In contrast to the SIRT1-KO mice, increased brain levels of SIRT1 in NeSTO mice did not affect LTP, immediate, spatial or associative memory, although these mice exhibited increased synaptic excitability, possibly due to changes in some properties of AMPA receptors. Normal synaptic plasticity together with unaltered associative learning in NeSTO mice lead us to propose that the high levels of SIRT1 protein (~16-fold increase than WT) reached in the hippocampus of the transgenic mice may interfere with the potential effects of SIRT1 overexpression. Thus, it is possible that LTP and cognitive abilities might become unresponsive to the excessive amounts of SIRT1 in NeSTO mouse brain. In agreement with this idea, previous studies have shown that only low to moderate levels of SIRT1 overexpression confer beneficial effects in mouse heart (up to 7.5 fold) (Alcendor et al., 2007
), intestine (Firestein et al., 2008
) and bone marrow lymphocyte progenitors (Oberdoerffer et al., 2008
) (3- to 4-fold in both cases). Alternatively, it is possible that the excess protein did not assemble into the appropriate protein complexes, or that an NAD+
decrease may have compensated for increased SIRT1 levels. Also, it is important to stress that our NeSTO animals, which showed no alterations in LTP and memory, were analyzed at a relatively young age; it is therefore possible that the effects of SIRT1 overexpression in cognition would become evident during the course of aging. Interestingly, a recent study shows that old but not young mice overexpressing SIRT1 exhibited differences in NORT tested 24 h after training (Kakefuda et al., 2009
). Performing learning tests in older NeSTO animals together with ongoing studies using SIRT1 agonists in transgenic mice should provide more insights regarding the effect of SIRT1 overexpression on cognition.

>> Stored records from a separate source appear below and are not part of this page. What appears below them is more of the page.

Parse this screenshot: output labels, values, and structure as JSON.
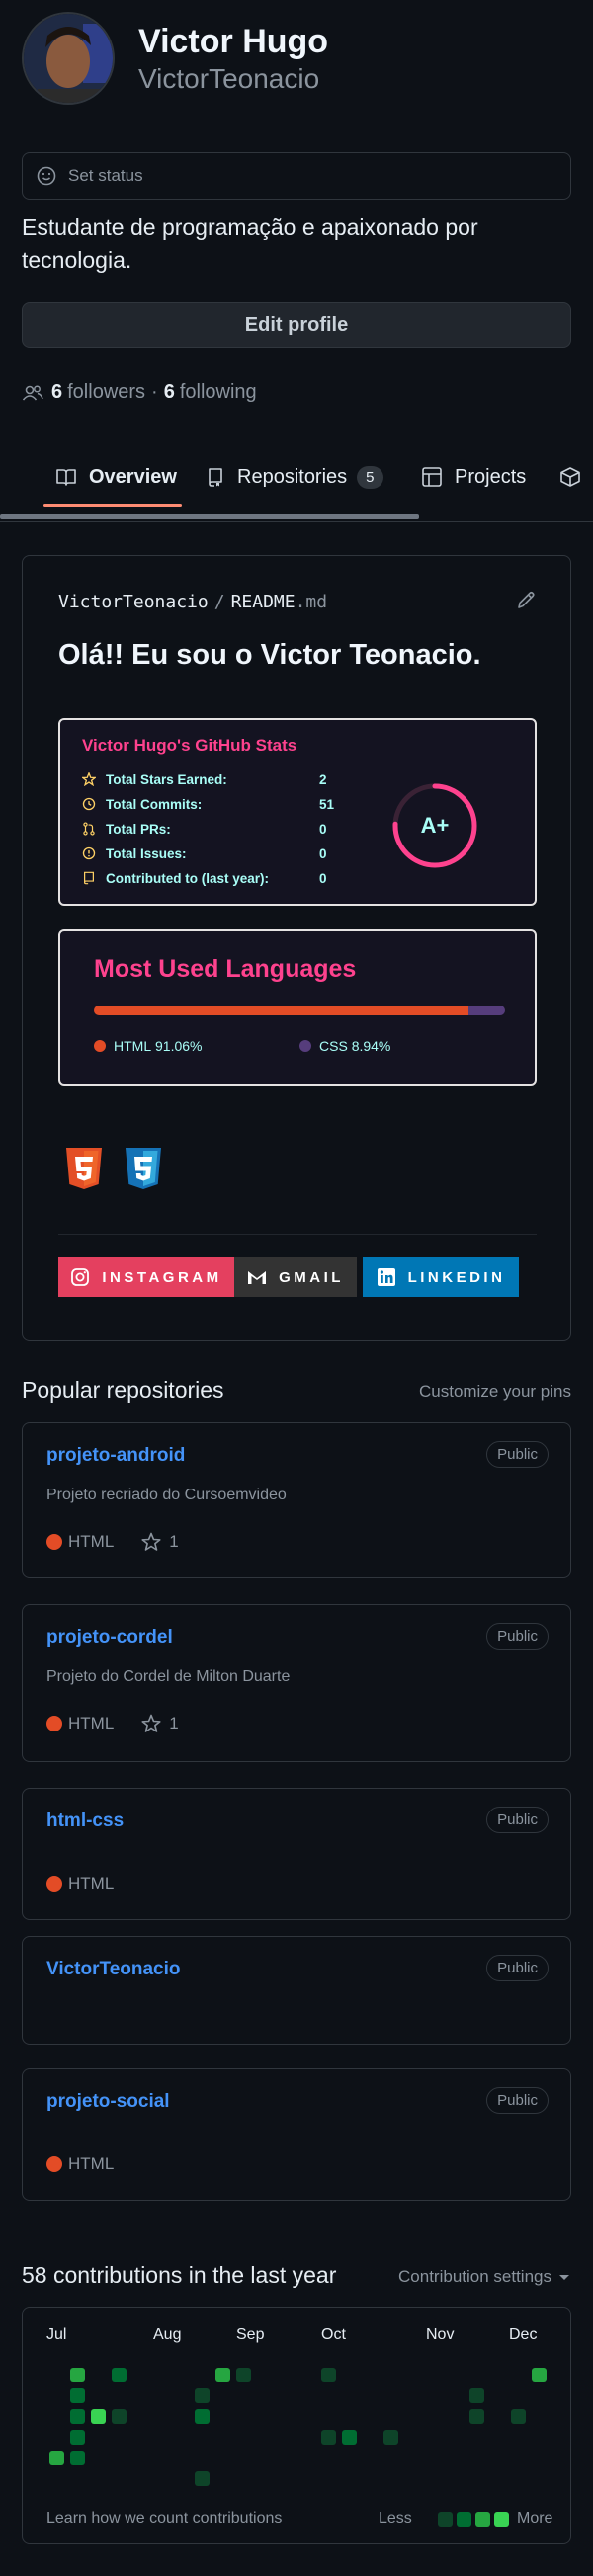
{
  "profile": {
    "fullname": "Victor Hugo",
    "login": "VictorTeonacio",
    "status_placeholder": "Set status",
    "bio": "Estudante de programação e apaixonado por tecnologia.",
    "edit_label": "Edit profile",
    "followers_count": "6",
    "followers_label": "followers",
    "separator": "·",
    "following_count": "6",
    "following_label": "following"
  },
  "tabs": [
    {
      "label": "Overview",
      "icon": "book-icon"
    },
    {
      "label": "Repositories",
      "icon": "repo-icon",
      "count": "5"
    },
    {
      "label": "Projects",
      "icon": "table-icon"
    }
  ],
  "readme": {
    "owner": "VictorTeonacio",
    "sep": "/",
    "file": "README",
    "ext": ".md",
    "heading": "Olá!! Eu sou o Victor Teonacio."
  },
  "stats_card": {
    "title": "Victor Hugo's GitHub Stats",
    "rows": [
      {
        "label": "Total Stars Earned:",
        "value": "2",
        "icon": "star-icon"
      },
      {
        "label": "Total Commits:",
        "value": "51",
        "icon": "history-icon"
      },
      {
        "label": "Total PRs:",
        "value": "0",
        "icon": "pull-request-icon"
      },
      {
        "label": "Total Issues:",
        "value": "0",
        "icon": "issue-icon"
      },
      {
        "label": "Contributed to (last year):",
        "value": "0",
        "icon": "repo-icon"
      }
    ],
    "grade": "A+",
    "colors": {
      "title": "#fe428e",
      "text": "#a9fef7",
      "ring": "#fe428e",
      "bg": "#141321"
    }
  },
  "languages_card": {
    "title": "Most Used Languages",
    "languages": [
      {
        "name": "HTML",
        "percent_label": "91.06%",
        "percent": 91.06,
        "color": "#e34c26"
      },
      {
        "name": "CSS",
        "percent_label": "8.94%",
        "percent": 8.94,
        "color": "#563d7c"
      }
    ]
  },
  "tech_icons": [
    "html5-icon",
    "css3-icon"
  ],
  "social_badges": [
    {
      "label": "INSTAGRAM",
      "icon": "instagram-icon",
      "color": "#e4405f"
    },
    {
      "label": "GMAIL",
      "icon": "gmail-icon",
      "color": "#333333"
    },
    {
      "label": "LINKEDIN",
      "icon": "linkedin-icon",
      "color": "#0077b5"
    }
  ],
  "popular": {
    "title": "Popular repositories",
    "customize": "Customize your pins",
    "repos": [
      {
        "name": "projeto-android",
        "badge": "Public",
        "desc": "Projeto recriado do Cursoemvideo",
        "lang": "HTML",
        "stars": "1"
      },
      {
        "name": "projeto-cordel",
        "badge": "Public",
        "desc": "Projeto do Cordel de Milton Duarte",
        "lang": "HTML",
        "stars": "1"
      },
      {
        "name": "html-css",
        "badge": "Public",
        "desc": "",
        "lang": "HTML",
        "stars": ""
      },
      {
        "name": "VictorTeonacio",
        "badge": "Public",
        "desc": "",
        "lang": "",
        "stars": ""
      },
      {
        "name": "projeto-social",
        "badge": "Public",
        "desc": "",
        "lang": "HTML",
        "stars": ""
      }
    ]
  },
  "contributions": {
    "title": "58 contributions in the last year",
    "settings": "Contribution settings",
    "months": [
      "Jul",
      "Aug",
      "Sep",
      "Oct",
      "Nov",
      "Dec"
    ],
    "learn": "Learn how we count contributions",
    "less": "Less",
    "more": "More",
    "colors": [
      "#0e4429",
      "#006d32",
      "#26a641",
      "#39d353"
    ]
  }
}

Memory and synaptic plasticity are highly vulnerable to decline with aging. Calorie restriction (CR) is a dietary regimen that attenuates age-dependent degenerative processes, as well as both cognitive deficits and synaptic plasticity (Weindruch et al., 1986
; Roth et al., 1995
; Fontan-Lozano et al., 2007
; Pearson et al., 2008
). SIRT1 is a potential mediator of the beneficial effects conferred by CR (Cohen et al., 2004
; Guarente, 2005
), and it was recently shown that CR does not increase lifespan of SIRT1 KO mice (Boily et al., 2008
; Li et al., 2008
). Thus, our findings raise the question of the potential role of this protein in CR-mediated improvement of cognitive performance. However, here we found that the deficit in synaptic plasticity caused by the lack of SIRT1 is independent of NMDA receptors, opposite to the NMDAR-dependent synaptic plasticity facilitation by CR (Fontan-Lozano et al., 2007
) and that high levels of SIRT1 in brain do not alter synaptic plasticity.
In summary, our results indicate that the NAD+-dependent deacetylase, SIRT1, is critical for maintaining normal acquisition and consolidation of short-term and long–term hippocampus-dependent memories and synaptic plasticity, without modifying basal synaptic properties, dendritic spine structure of CA1 neurons or synaptic proteins levels. An important decrease in neuronal dendritic tree arborization, branch length and complexity may account for some of the deficits observed in SIRT1-KO mice. Also, our work suggests that deficiency in the ERK1/2-MAPK pathway in combination with altered expression of genes involved in synaptic functions and myelination are some of the mechanisms through which SIRT1 may regulate memory, learning and synaptic plasticity in hippocampus. Additional studies should provide further insights into the unknown molecular mechanisms through which SIRT1 regulates normal mouse cognitive functions.